[Rome in 1860 by Edward Dicey]@TWC D-Link bookRome in 1860 CHAPTER XVI 6/14
Even now, as far as I could see and learn, the desire for Italian unity does not penetrate very low down.
It is the desire, I freely grant, of all the best and wisest Italians, but scarcely, I suspect, the wish of the Italian people.
In truth, Italy at this moment is very much what Great Britain would be, if Scotland, Ireland, Wales and the States of the Saxon Heptarchy had remained to this day separate petty kingdoms, ruled by governments who fostered and developed every local and sectional jealousy.
The broad fact, that for some weeks at Rome we were in utter ignorance whether there had been a revolution or not in the capital of the frontier kingdom, not thirty miles away, and should have been quite surprised if we had learnt anything about the matter, is a sufficient commentary on our state of isolation.

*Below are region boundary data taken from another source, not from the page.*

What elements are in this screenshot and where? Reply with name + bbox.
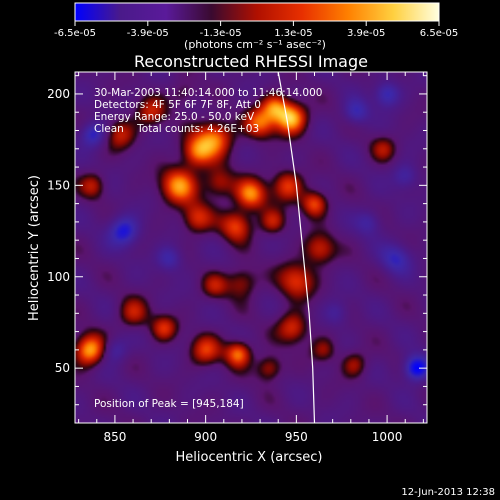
y-tick-label: 100 (47, 270, 70, 284)
energy-range-label: Energy Range: 25.0 - 50.0 keV (94, 111, 255, 123)
solar-limb-line (277, 72, 316, 423)
plot-frame (74, 71, 428, 424)
y-tick-label: 200 (47, 87, 70, 101)
colorbar-tick-label: 3.9e-05 (347, 28, 385, 39)
x-tick-label: 950 (285, 430, 308, 444)
x-tick-label: 850 (103, 430, 126, 444)
colorbar-tick-label: -6.5e-05 (54, 28, 96, 39)
colorbar-unit-label: (photons cm⁻² s⁻¹ asec⁻²) (184, 38, 326, 51)
colorbar (75, 3, 439, 21)
y-axis-label: Heliocentric Y (arcsec) (27, 175, 42, 321)
x-tick-label: 900 (194, 430, 217, 444)
colorbar-tick-label: -1.3e-05 (200, 28, 242, 39)
axis-ticks: 850 900 950 1000 50 100 150 200 (47, 72, 427, 444)
colorbar-tick-label: 1.3e-05 (274, 28, 312, 39)
heatmap (75, 72, 427, 423)
time-range-label: 30-Mar-2003 11:40:14.000 to 11:46:14.000 (94, 87, 322, 99)
peak-position-label: Position of Peak = [945,184] (94, 398, 244, 410)
x-tick-label: 1000 (372, 430, 403, 444)
x-axis-label: Heliocentric X (arcsec) (176, 450, 323, 465)
y-tick-label: 50 (55, 361, 70, 375)
clean-counts-label: Clean Total counts: 4.26E+03 (94, 123, 259, 135)
observation-annotations: 30-Mar-2003 11:40:14.000 to 11:46:14.000… (94, 87, 322, 410)
chart-title: Reconstructed RHESSI Image (134, 52, 368, 71)
y-tick-label: 150 (47, 178, 70, 192)
detectors-label: Detectors: 4F 5F 6F 7F 8F, Att 0 (94, 99, 261, 111)
plot-area (75, 72, 427, 423)
footer-date: 12-Jun-2013 12:38 (401, 487, 495, 498)
colorbar-tick-label: -3.9e-05 (127, 28, 169, 39)
colorbar-tick-label: 6.5e-05 (420, 28, 458, 39)
colorbar-frame (74, 2, 440, 22)
colorbar-ticks: -6.5e-05 -3.9e-05 -1.3e-05 1.3e-05 3.9e-05 6.… (54, 21, 458, 39)
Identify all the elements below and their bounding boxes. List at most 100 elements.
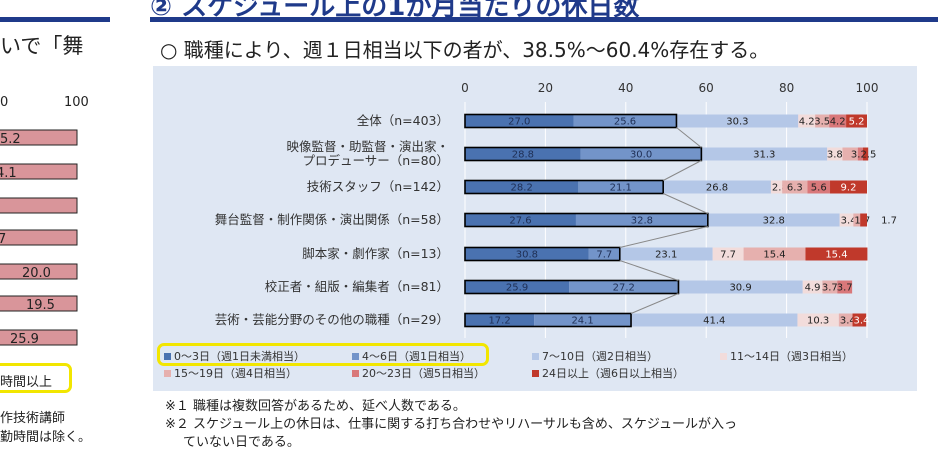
data-label: 15.4 (825, 250, 847, 261)
data-label: 30.9 (729, 283, 751, 294)
legend-label: 15～19日（週4日相当） (174, 365, 297, 381)
left-bar-chart: 0 100 5.2 4.1 7 20.0 19.5 25.9 (0, 90, 110, 410)
x-tick-label: 80 (779, 81, 794, 95)
legend-item: 24日以上（週6日以上相当） (532, 365, 684, 381)
legend-item: 0～3日（週1日未満相当） (164, 348, 305, 364)
left-panel-text: いで「舞 (0, 30, 83, 60)
category-label: 校正者・組版・編集者（n=81） (265, 279, 449, 294)
left-note-1: 作技術講師 (0, 407, 65, 426)
category-label: プロデューサー（n=80） (302, 153, 449, 168)
data-label: 1.7 (881, 216, 897, 227)
legend-swatch (352, 370, 359, 377)
data-label: 30.0 (630, 150, 652, 161)
data-label: 27.6 (509, 216, 531, 227)
connector-line (676, 128, 701, 148)
legend-swatch (720, 353, 727, 360)
legend-label: 11～14日（週3日相当） (730, 348, 853, 364)
data-label: 28.8 (512, 150, 534, 161)
footnote-1: ※１ 職種は複数回答があるため、延べ人数である。 (165, 395, 466, 414)
footnote-2: ※２ スケジュール上の休日は、仕事に関する打ち合わせやリハーサルも含め、スケジュ… (165, 413, 737, 432)
x-tick-label: 40 (618, 81, 633, 95)
data-label: 25.6 (614, 117, 636, 128)
left-bar-4 (0, 230, 77, 245)
left-bar-3 (0, 198, 77, 213)
connector-line (620, 261, 679, 281)
data-label: 24.1 (571, 316, 593, 327)
legend-item: 15～19日（週4日相当） (164, 365, 297, 381)
category-label: 舞台監督・制作関係・演出関係（n=58） (215, 212, 449, 227)
left-bar-label-7: 25.9 (10, 332, 39, 347)
left-header-bar (0, 17, 110, 22)
data-label: 10.3 (807, 316, 829, 327)
chart-subtitle: ○ 職種により、週１日相当以下の者が、38.5%～60.4%存在する。 (160, 34, 769, 63)
legend-label: 20～23日（週5日相当） (362, 365, 485, 381)
footnote-2-continued: ていない日である。 (183, 431, 300, 450)
data-label: 3.4 (854, 316, 870, 327)
data-label: 41.4 (703, 316, 725, 327)
data-label: 7.7 (720, 250, 736, 261)
data-label: 4.2 (799, 117, 815, 128)
data-label: 31.3 (753, 150, 775, 161)
legend-label: 0～3日（週1日未満相当） (174, 348, 305, 364)
legend-item: 4～6日（週1日相当） (352, 348, 471, 364)
data-label: 5.6 (811, 183, 827, 194)
data-label: 23.1 (655, 250, 677, 261)
left-tick-0: 0 (0, 95, 8, 110)
category-label: 技術スタッフ（n=142） (307, 179, 449, 194)
legend-swatch (532, 353, 539, 360)
data-label: 3.7 (837, 283, 853, 294)
data-label: 15.4 (763, 250, 785, 261)
x-tick-label: 20 (538, 81, 553, 95)
category-label: 全体（n=403） (357, 113, 449, 128)
data-label: 7.7 (596, 250, 612, 261)
data-label: 30.8 (516, 250, 538, 261)
legend-swatch (352, 353, 359, 360)
legend-item: 20～23日（週5日相当） (352, 365, 485, 381)
data-label: 3.8 (827, 150, 843, 161)
legend-swatch (164, 353, 171, 360)
data-label: 28.2 (511, 183, 533, 194)
category-label: 芸術・芸能分野のその他の職種（n=29） (215, 312, 449, 327)
connector-line (663, 194, 708, 214)
data-label: 3.7 (822, 283, 838, 294)
category-label: 脚本家・劇作家（n=13） (302, 246, 449, 261)
left-bar-label-5: 20.0 (22, 266, 51, 281)
data-label: 6.3 (787, 183, 803, 194)
left-bar-label-1: 5.2 (0, 132, 21, 147)
data-label: 9.2 (841, 183, 857, 194)
left-tick-100: 100 (64, 95, 89, 110)
left-bar-label-6: 19.5 (26, 298, 55, 313)
data-label: 3.2.5 (851, 150, 876, 161)
data-label: 5.2 (849, 117, 865, 128)
legend-label: 7～10日（週2日相当） (542, 348, 658, 364)
legend-label: 24日以上（週6日以上相当） (542, 365, 684, 381)
data-label: 3.5 (814, 117, 830, 128)
legend-swatch (164, 370, 171, 377)
x-tick-label: 60 (699, 81, 714, 95)
data-label: 26.8 (706, 183, 728, 194)
data-label: 32.8 (631, 216, 653, 227)
left-legend-text: 時間以上 (0, 371, 52, 390)
data-label: 17.2 (488, 316, 510, 327)
data-label: 27.2 (613, 283, 635, 294)
legend-item: 7～10日（週2日相当） (532, 348, 658, 364)
data-label: 4.9 (805, 283, 821, 294)
legend-label: 4～6日（週1日相当） (362, 348, 471, 364)
title-underline (150, 17, 938, 22)
data-label: 4.2 (830, 117, 846, 128)
left-note-2: 勤時間は除く。 (0, 426, 91, 445)
x-tick-label: 0 (461, 81, 469, 95)
bar-segment (860, 214, 867, 227)
data-label: 21.1 (610, 183, 632, 194)
legend-item: 11～14日（週3日相当） (720, 348, 853, 364)
connector-line (620, 227, 708, 248)
legend-swatch (532, 370, 539, 377)
data-label: 32.8 (763, 216, 785, 227)
x-tick-label: 100 (856, 81, 879, 95)
connector-line (631, 294, 678, 314)
data-label: 25.9 (506, 283, 528, 294)
left-bar-label-2: 4.1 (0, 166, 17, 181)
left-bar-label-4: 7 (0, 232, 6, 247)
data-label: 27.0 (508, 117, 530, 128)
data-label: 30.3 (726, 117, 748, 128)
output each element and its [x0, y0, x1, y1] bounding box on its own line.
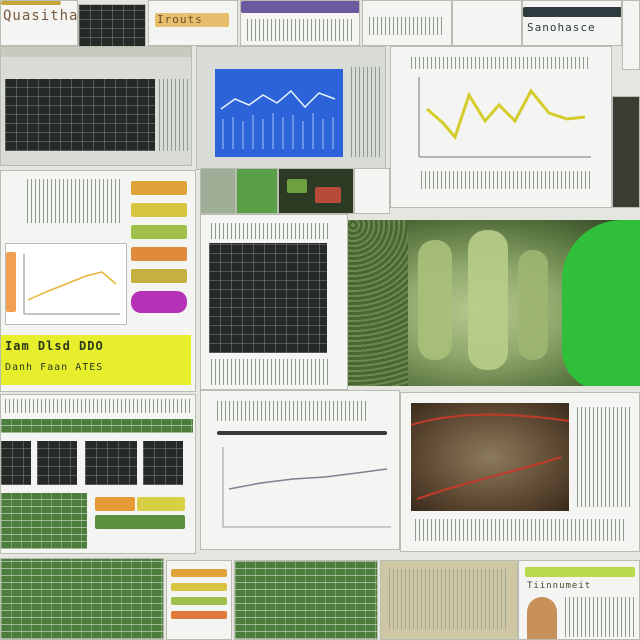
swatch-green — [131, 225, 187, 239]
thumb-3-spot-b — [315, 187, 341, 203]
yellow-chart-header — [411, 57, 591, 69]
top-middle-bars — [369, 17, 445, 35]
center-grid-footer — [211, 359, 331, 385]
small-chart-legend-bar — [6, 252, 16, 312]
small-line-chart — [5, 243, 127, 325]
bottom-green-table-1 — [0, 558, 164, 640]
lower-left-dark-2 — [37, 441, 77, 485]
dark-window-titlebar — [1, 47, 191, 57]
top-right-label: Sanohasce — [527, 21, 596, 34]
right-edge-dark-tile — [612, 96, 640, 208]
bottom-right-banner-label: Tiinnumeit — [527, 581, 592, 591]
brown-texture-photo — [411, 403, 569, 511]
photo-stalk-3 — [518, 250, 548, 360]
top-chart-header — [241, 1, 359, 13]
brown-tile-footer — [415, 519, 625, 541]
top-dark-thumbnail — [78, 4, 146, 48]
photo-green-leaf — [562, 220, 640, 386]
photo-left-texture — [348, 220, 408, 386]
top-right-strip-tile: Sanohasce — [522, 0, 622, 46]
blue-chart-side — [351, 67, 381, 157]
yellow-chart-axis-labels — [421, 171, 591, 189]
swatch-amber — [131, 247, 187, 261]
photo-stalk-2 — [468, 230, 508, 370]
brown-texture-curves — [411, 413, 569, 500]
list-bar-3 — [171, 597, 227, 605]
bottom-right-lines — [565, 597, 635, 637]
yellow-banner-title: Iam Dlsd DDO — [5, 339, 104, 353]
heat-cell-orange — [95, 497, 135, 511]
top-right-small-tile — [452, 0, 522, 46]
left-report-tile: Iam Dlsd DDO Danh Faan ATES — [0, 170, 196, 392]
top-left-headline-tile: Quasithatic — [0, 0, 78, 46]
thumb-3-spot-a — [287, 179, 307, 193]
small-thumb-1 — [200, 168, 236, 214]
heat-cell-green — [95, 515, 185, 529]
lower-left-dark-3 — [85, 441, 137, 485]
flat-line-chart-tile — [200, 390, 400, 550]
flat-chart-header — [217, 401, 367, 421]
top-chart-strip — [240, 0, 360, 46]
lower-left-mini-heatmap — [93, 495, 189, 535]
top-edge-sliver — [622, 0, 640, 70]
center-grid-header — [211, 223, 331, 239]
lower-left-dashboard-tile — [0, 394, 196, 554]
bottom-right-banner-bar — [525, 567, 635, 577]
swatch-orange — [131, 181, 187, 195]
beige-doc-lines — [389, 569, 509, 629]
center-dark-grid — [209, 243, 327, 353]
bottom-colored-list — [166, 560, 232, 640]
yellow-line-chart — [418, 77, 591, 158]
blue-chart-panel — [215, 69, 343, 157]
swatch-gold — [131, 269, 187, 283]
dark-window-sidebar — [159, 79, 189, 151]
center-dark-grid-tile — [200, 214, 348, 390]
small-line-chart-curve — [23, 254, 120, 315]
headline-label: Quasithatic — [3, 8, 78, 24]
list-bar-4 — [171, 611, 227, 619]
list-bar-1 — [171, 569, 227, 577]
portrait-avatar — [527, 597, 557, 639]
top-strip-bar — [155, 13, 229, 27]
swatch-magenta — [131, 291, 187, 313]
bottom-right-banner-tile: Tiinnumeit — [518, 560, 640, 640]
bottom-beige-doc — [380, 560, 518, 640]
green-texture-photo — [348, 220, 640, 386]
dark-window-content — [5, 79, 155, 151]
blue-chart-window — [196, 46, 386, 170]
heat-cell-yellow — [137, 497, 185, 511]
flat-chart-rule — [217, 431, 387, 435]
swatch-yellow — [131, 203, 187, 217]
bottom-green-table-2 — [234, 560, 378, 640]
lower-left-header — [5, 399, 191, 413]
yellow-banner: Iam Dlsd DDO Danh Faan ATES — [1, 335, 191, 385]
photo-stalk-1 — [418, 240, 452, 360]
brown-texture-tile — [400, 392, 640, 552]
small-thumb-3 — [278, 168, 354, 214]
flat-line-chart — [222, 447, 391, 528]
lower-left-dark-4 — [143, 441, 183, 485]
dark-window-tile — [0, 46, 192, 166]
small-thumb-4 — [354, 168, 390, 214]
brown-tile-sidebar — [577, 407, 633, 507]
blue-chart-line — [220, 89, 336, 149]
lower-left-green-strip — [1, 419, 193, 433]
report-bars-top — [27, 179, 123, 223]
lower-left-dark-1 — [1, 441, 31, 485]
top-right-header — [523, 7, 621, 17]
top-strip-label: Irouts — [157, 13, 203, 26]
lower-left-green-block — [1, 493, 87, 549]
small-thumb-2 — [236, 168, 278, 214]
top-strip-tile: Irouts — [148, 0, 238, 46]
list-bar-2 — [171, 583, 227, 591]
yellow-line-chart-tile — [390, 46, 612, 208]
color-swatch-stack — [127, 177, 191, 327]
headline-accent — [1, 1, 61, 5]
top-middle-text-tile — [362, 0, 452, 46]
yellow-banner-subtitle: Danh Faan ATES — [5, 362, 104, 373]
top-chart-bars — [247, 19, 355, 41]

This artificial isolation too is increased by a sort of general apathy and almost universal ignorance, which are characteristic of all classes in Rome.
How far this intellectual apathy is caused by, or causes, the material isolation of the city, would be a curious question to determine. The existence, however, of this fact, which none acquainted with Rome will question, constitutes one of the chief difficulties in ascertaining accurate information about facts.